Six new books from UVA alumni and faculty

It’s Been Beautiful: Soul! and Black Power Television
by Gayle Wald (Col ’87)

Wald, a professor of English and American Studies at George Washington University, tells the story of Soul!, a 1968 –1973 public television show that explored black identity and culture. One of the earliest black-produced programs on TV, Soul! featured music, politics, dance and poetry, from Toni Morrison reading from The Bluest Eye to Stevie Wonder singing “Superstition.”

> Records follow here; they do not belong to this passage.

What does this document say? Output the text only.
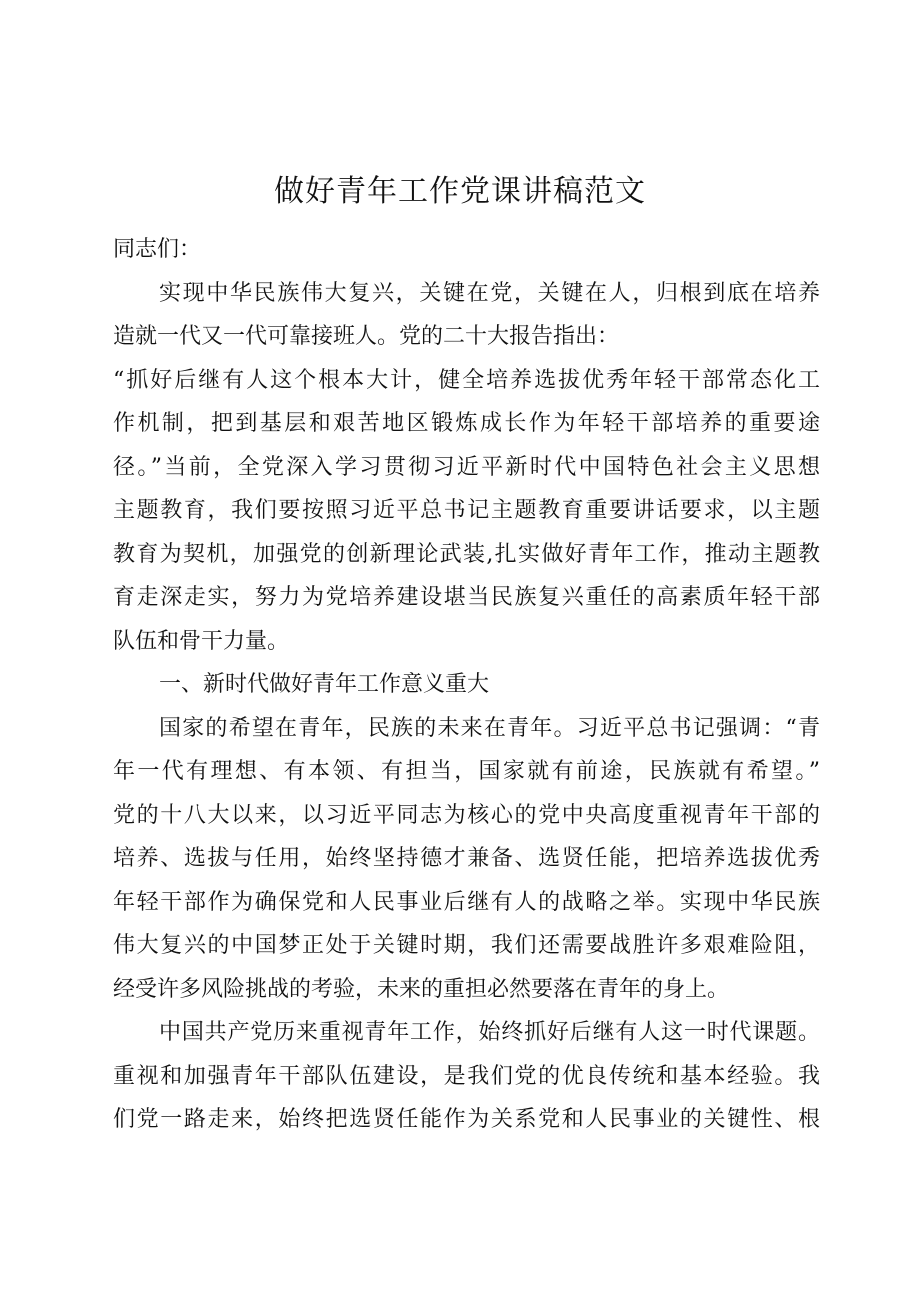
做好青年工作党课讲稿范文
同志们：
实现中华民族伟大复兴，关键在党，关键在人，归根到底在培养
造就一代又一代可靠接班人。党的二十大报告指出：
“抓好后继有人这个根本大计，健全培养选拔优秀年轻干部常态化工
作机制，把到基层和艰苦地区锻炼成长作为年轻干部培养的重要途
径。”当前，全党深入学习贯彻习近平新时代中国特色社会主义思想
主题教育，我们要按照习近平总书记主题教育重要讲话要求，以主题
教育为契机，加强党的创新理论武装,扎实做好青年工作，推动主题教
育走深走实，努力为党培养建设堪当民族复兴重任的高素质年轻干部
队伍和骨干力量。
一、新时代做好青年工作意义重大
国家的希望在青年，民族的未来在青年。习近平总书记强调：“青
年一代有理想、有本领、有担当，国家就有前途，民族就有希望。”
党的十八大以来，以习近平同志为核心的党中央高度重视青年干部的
培养、选拔与任用，始终坚持德才兼备、选贤任能，把培养选拔优秀
年轻干部作为确保党和人民事业后继有人的战略之举。实现中华民族
伟大复兴的中国梦正处于关键时期，我们还需要战胜许多艰难险阻，
经受许多风险挑战的考验，未来的重担必然要落在青年的身上。
中国共产党历来重视青年工作，始终抓好后继有人这一时代课题。
重视和加强青年干部队伍建设，是我们党的优良传统和基本经验。我
们党一路走来，始终把选贤任能作为关系党和人民事业的关键性、根
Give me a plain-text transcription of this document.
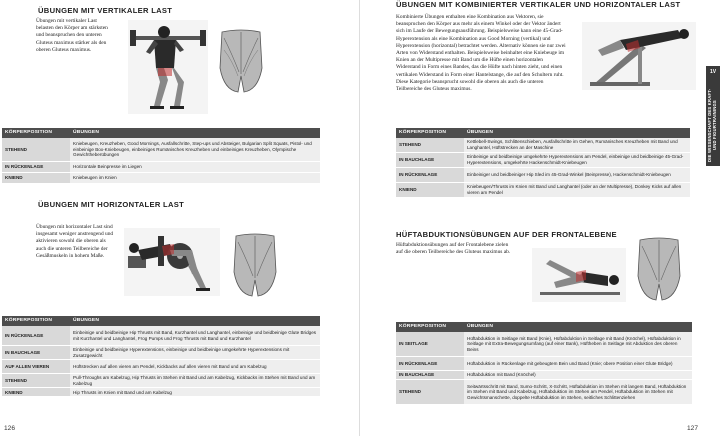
ÜBUNGEN MIT VERTIKALER LAST

Übungen mit vertikaler Last belasten den Körper am stärksten und beanspruchen den unteren Gluteus maximus stärker als den oberen Gluteus maximus.

KÖRPERPOSITION	ÜBUNGEN
STEHEND	Kniebeugen, Kreuzheben, Good Mornings, Ausfallschritte, Step-ups und Absteiger, Bulgarian Split Squats, Pistol- und einbeinige Box-Kniebeugen, einbeiniges Rumänisches Kreuzheben und einbeiniges Kreuzheben, Olympische Gewichtheberübungen
IN RÜCKENLAGE	Horizontale Beinpresse im Liegen
KNIEND	Kniebeugen im Knien
ÜBUNGEN MIT HORIZONTALER LAST

Übungen mit horizontaler Last sind insgesamt weniger anstrengend und aktivieren sowohl die oberen als auch die unteren Teilbereiche der Gesäßmuskeln in hohem Maße.

KÖRPERPOSITION	ÜBUNGEN
IN RÜCKENLAGE	Einbeinige und beidbeinige Hip Thrusts mit Band, Kurzhantel und Langhantel, einbeinige und beidbeinige Glute Bridges mit Kurzhantel und Langhantel, Frog Pumps und Frog Thrusts mit Band und Kurzhantel
IN BAUCHLAGE	Einbeinige und beidbeinige Hyperextensions, einbeinige und beidbeinige umgekehrte Hyperextensions mit Zusatzgewicht
AUF ALLEN VIEREN	Hüftstrecken auf allen vieren am Pendel, Kickbacks auf allen vieren mit Band und am Kabelzug
STEHEND	Pull-Throughs am Kabelzug, Hip Thrusts im Stehen mit Band und am Kabelzug, Kickbacks im Stehen mit Band und am Kabelzug
KNIEND	Hip Thrusts im Knien mit Band und am Kabelzug
126
ÜBUNGEN MIT KOMBINIERTER VERTIKALER UND HORIZONTALER LAST

Kombinierte Übungen enthalten eine Kombination aus Vektoren, sie beanspruchen den Körper aus mehr als einem Winkel oder der Vektor ändert sich im Laufe der Bewegungsausführung. Beispielsweise kann eine 45-Grad-Hyperextension als eine Kombination aus Good Morning (vertikal) und Hyperextension (horizontal) betrachtet werden. Alternativ können sie nur zwei Arten von Widerstand enthalten. Beispielsweise beinhaltet eine Kniebeuge im Knien an der Multipresse mit Band um die Hüfte einen horizontalen Widerstand in Form eines Bandes, das die Hüfte nach hinten zieht, und einen vertikalen Widerstand in Form einer Hantelstange, die auf den Schultern ruht. Diese Kategorie beansprucht sowohl die oberen als auch die unteren Teilbereiche des Gluteus maximus.

1V
DIE WISSENSCHAFT DES KRAFT- UND FIGURTRAININGS
KÖRPERPOSITION	ÜBUNGEN
STEHEND	Kettlebell-Swings, Schlittenschieben, Ausfallschritte im Gehen, Rumänisches Kreuzheben mit Band und Langhantel, Hüftstrecken an der Maschine
IN BAUCHLAGE	Einbeinige und beidbeinige umgekehrte Hyperextensions am Pendel, einbeinige und beidbeinige 45-Grad-Hyperextensions, umgekehrte Hackenschmidt-Kniebeugen
IN RÜCKENLAGE	Einbeiniger und beidbeiniger Hip Sled im 45-Grad-Winkel (Beinpresse), Hackenschmidt-Kniebeugen
KNIEND	Kniebeugen/Thrusts im Knien mit Band und Langhantel (oder an der Multipresse), Donkey Kicks auf allen vieren am Pendel
HÜFTABDUKTIONSÜBUNGEN AUF DER FRONTALEBENE

Hüftabduktionsübungen auf der Frontalebene zielen auf die oberen Teilbereiche des Gluteus maximus ab.

KÖRPERPOSITION	ÜBUNGEN
IN SEITLAGE	Hüftabduktion in Seitlage mit Band (Knie), Hüftabduktion in Seitlage mit Band (Knöchel), Hüftabduktion in Seitlage mit Extra-Bewegungsumfang (auf einer Bank), Hüftheben in Seitlage mit Abduktion des oberen Beins
IN RÜCKENLAGE	Hüftabduktion in Rückenlage mit gebeugtem Bein und Band (Knie; obere Position einer Glute Bridge)
IN BAUCHLAGE	Hüftabduktion mit Band (Knöchel)
STEHEND	Seitwärtsschritt mit Band, Sumo-Schritt, X-Schritt, Hüftabduktion im Stehen mit langem Band, Hüftabduktion im Stehen mit Band und Kabelzug, Hüftabduktion im Stehen am Pendel, Hüftabduktion im Stehen mit Gewichtsmanschette, doppelte Hüftabduktion im Stehen, seitliches Schlittenziehen
127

Too Big to Jail: How Prosecutors Compromise With Corporations
by Brandon L. Garrett (faculty)

Following the 2002 conviction and collapse of accounting firm Arthur Andersen, prosecutors began offering corporations a new type of leniency. UVA law professor Brandon Garrett argues that these compromises are problematic, and keep employees from being prosecuted for  bribery, tax shelters and fraud, even in the wake of the financial crisis.


The Annotated Importance of Being Earnest
by Oscar Wilde, edited by Nicholas Frankel (Grad ’94)

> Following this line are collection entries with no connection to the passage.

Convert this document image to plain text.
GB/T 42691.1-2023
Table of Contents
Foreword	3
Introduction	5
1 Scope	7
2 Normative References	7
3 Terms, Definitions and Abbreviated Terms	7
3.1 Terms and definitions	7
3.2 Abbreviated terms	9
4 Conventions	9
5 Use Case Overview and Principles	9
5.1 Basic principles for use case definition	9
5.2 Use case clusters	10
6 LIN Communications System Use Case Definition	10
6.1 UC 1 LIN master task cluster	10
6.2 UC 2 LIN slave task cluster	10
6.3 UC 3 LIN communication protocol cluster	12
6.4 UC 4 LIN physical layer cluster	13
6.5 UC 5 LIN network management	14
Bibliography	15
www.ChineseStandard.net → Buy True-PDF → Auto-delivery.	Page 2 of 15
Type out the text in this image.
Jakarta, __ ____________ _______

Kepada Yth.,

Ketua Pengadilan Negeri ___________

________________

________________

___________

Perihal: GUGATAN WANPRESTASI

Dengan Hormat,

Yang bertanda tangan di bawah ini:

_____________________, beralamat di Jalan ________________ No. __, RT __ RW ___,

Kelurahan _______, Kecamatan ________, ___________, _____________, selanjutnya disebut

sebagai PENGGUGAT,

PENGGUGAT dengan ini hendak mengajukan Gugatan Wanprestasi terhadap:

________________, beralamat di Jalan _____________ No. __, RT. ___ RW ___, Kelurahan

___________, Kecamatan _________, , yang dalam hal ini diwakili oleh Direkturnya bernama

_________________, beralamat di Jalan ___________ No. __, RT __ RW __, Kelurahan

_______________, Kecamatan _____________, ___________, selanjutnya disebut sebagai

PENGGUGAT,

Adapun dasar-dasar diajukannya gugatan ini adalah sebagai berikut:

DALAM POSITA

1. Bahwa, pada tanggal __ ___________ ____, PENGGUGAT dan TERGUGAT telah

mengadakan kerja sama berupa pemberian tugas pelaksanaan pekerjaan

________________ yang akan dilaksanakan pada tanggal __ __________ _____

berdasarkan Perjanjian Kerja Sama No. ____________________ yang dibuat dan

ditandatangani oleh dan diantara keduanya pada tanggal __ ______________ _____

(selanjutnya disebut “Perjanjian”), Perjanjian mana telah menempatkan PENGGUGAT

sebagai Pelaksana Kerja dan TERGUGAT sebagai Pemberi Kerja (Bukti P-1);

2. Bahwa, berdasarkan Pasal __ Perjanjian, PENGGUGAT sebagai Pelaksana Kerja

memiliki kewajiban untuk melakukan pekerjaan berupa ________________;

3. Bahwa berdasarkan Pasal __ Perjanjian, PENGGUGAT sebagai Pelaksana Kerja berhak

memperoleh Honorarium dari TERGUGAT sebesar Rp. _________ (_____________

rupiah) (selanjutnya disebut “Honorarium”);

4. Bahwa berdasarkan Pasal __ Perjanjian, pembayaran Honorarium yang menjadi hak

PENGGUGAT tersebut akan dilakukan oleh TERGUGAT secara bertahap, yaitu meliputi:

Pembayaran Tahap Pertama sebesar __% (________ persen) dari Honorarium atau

Frankel, a professor of English at Virginia Commonwealth University, provides running commentary on Wilde’s witty play in this facing-page edition. As protagonist Algernon says in act 1, “the truth is rarely pure and simple.” Frankel reveals the subtexts and double entendres that held a mirror up to Victorian society as well as to Wilde’s personal life.


Driving the King
by Ravi Howard (Grad ’01)

This novel is told from the point of view of Nat Weary, an old friend of Nat King Cole’s who moves from Montgomery to Los Angeles to work as the singer’s chauffeur in the 1950s. While the City of Angels is more progressive than the Deep South, Weary discovers that there, too, black men—even those as talented and popular as Nat King Cole—are not wholly welcome. A daring look at race and class in pre-civil rights America.


Sweet Husk
by Corrie Williamson (Col ’08)

The poems in Sweet Husk move between the living and the dead, seeking connection to the past, often through the acts of digging and excavation. “Remains,” the book’s first poem, was written for Morgan Harrington. “Anatomists and archaeologists call them/ disarticulated bones,” Williamson writes, “as if the scattering// of our bodies made us voiceless. As if/ dead but whole we might still speak.”

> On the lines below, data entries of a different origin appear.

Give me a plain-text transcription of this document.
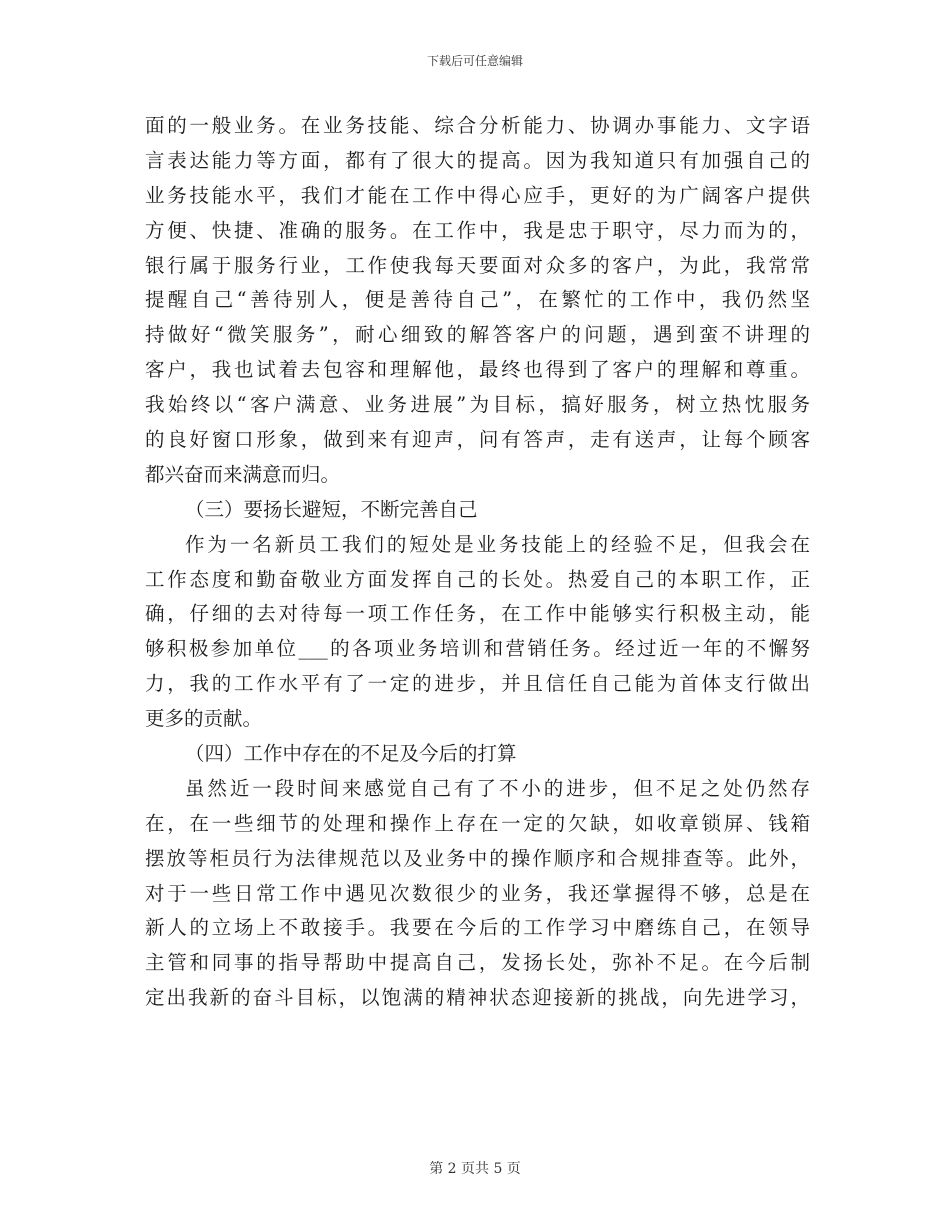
下载后可任意编辑
面的一般业务。在业务技能、综合分析能力、协调办事能力、文字语
言表达能力等方面，都有了很大的提高。因为我知道只有加强自己的
业务技能水平，我们才能在工作中得心应手，更好的为广阔客户提供
方便、快捷、准确的服务。在工作中，我是忠于职守，尽力而为的，
银行属于服务行业，工作使我每天要面对众多的客户，为此，我常常
提醒自己“善待别人，便是善待自己”，在繁忙的工作中，我仍然坚
持做好“微笑服务”，耐心细致的解答客户的问题，遇到蛮不讲理的
客户，我也试着去包容和理解他，最终也得到了客户的理解和尊重。
我始终以“客户满意、业务进展”为目标，搞好服务，树立热忱服务
的良好窗口形象，做到来有迎声，问有答声，走有送声，让每个顾客
都兴奋而来满意而归。
（三）要扬长避短，不断完善自己
作为一名新员工我们的短处是业务技能上的经验不足，但我会在
工作态度和勤奋敬业方面发挥自己的长处。热爱自己的本职工作，正
确，仔细的去对待每一项工作任务，在工作中能够实行积极主动，能
够积极参加单位___的各项业务培训和营销任务。经过近一年的不懈努
力，我的工作水平有了一定的进步，并且信任自己能为首体支行做出
更多的贡献。
（四）工作中存在的不足及今后的打算
虽然近一段时间来感觉自己有了不小的进步，但不足之处仍然存
在，在一些细节的处理和操作上存在一定的欠缺，如收章锁屏、钱箱
摆放等柜员行为法律规范以及业务中的操作顺序和合规排查等。此外，
对于一些日常工作中遇见次数很少的业务，我还掌握得不够，总是在
新人的立场上不敢接手。我要在今后的工作学习中磨练自己，在领导
主管和同事的指导帮助中提高自己，发扬长处，弥补不足。在今后制
定出我新的奋斗目标，以饱满的精神状态迎接新的挑战，向先进学习，
第 2 页共 5 页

Lesser Beasts: A Snout-to-Tail History of the Humble Pig
by Mark Essig (Col ’92)

Pork has long been a staple of the human diet, yet the animals themselves are generally maligned as filthy and lazy. Tracing the interplay of pig biology and human culture from Neolithic villages to industrial farms, Essig blends culinary and natural history to show the importance of the pig and the tragedy of its modern treatment by humans.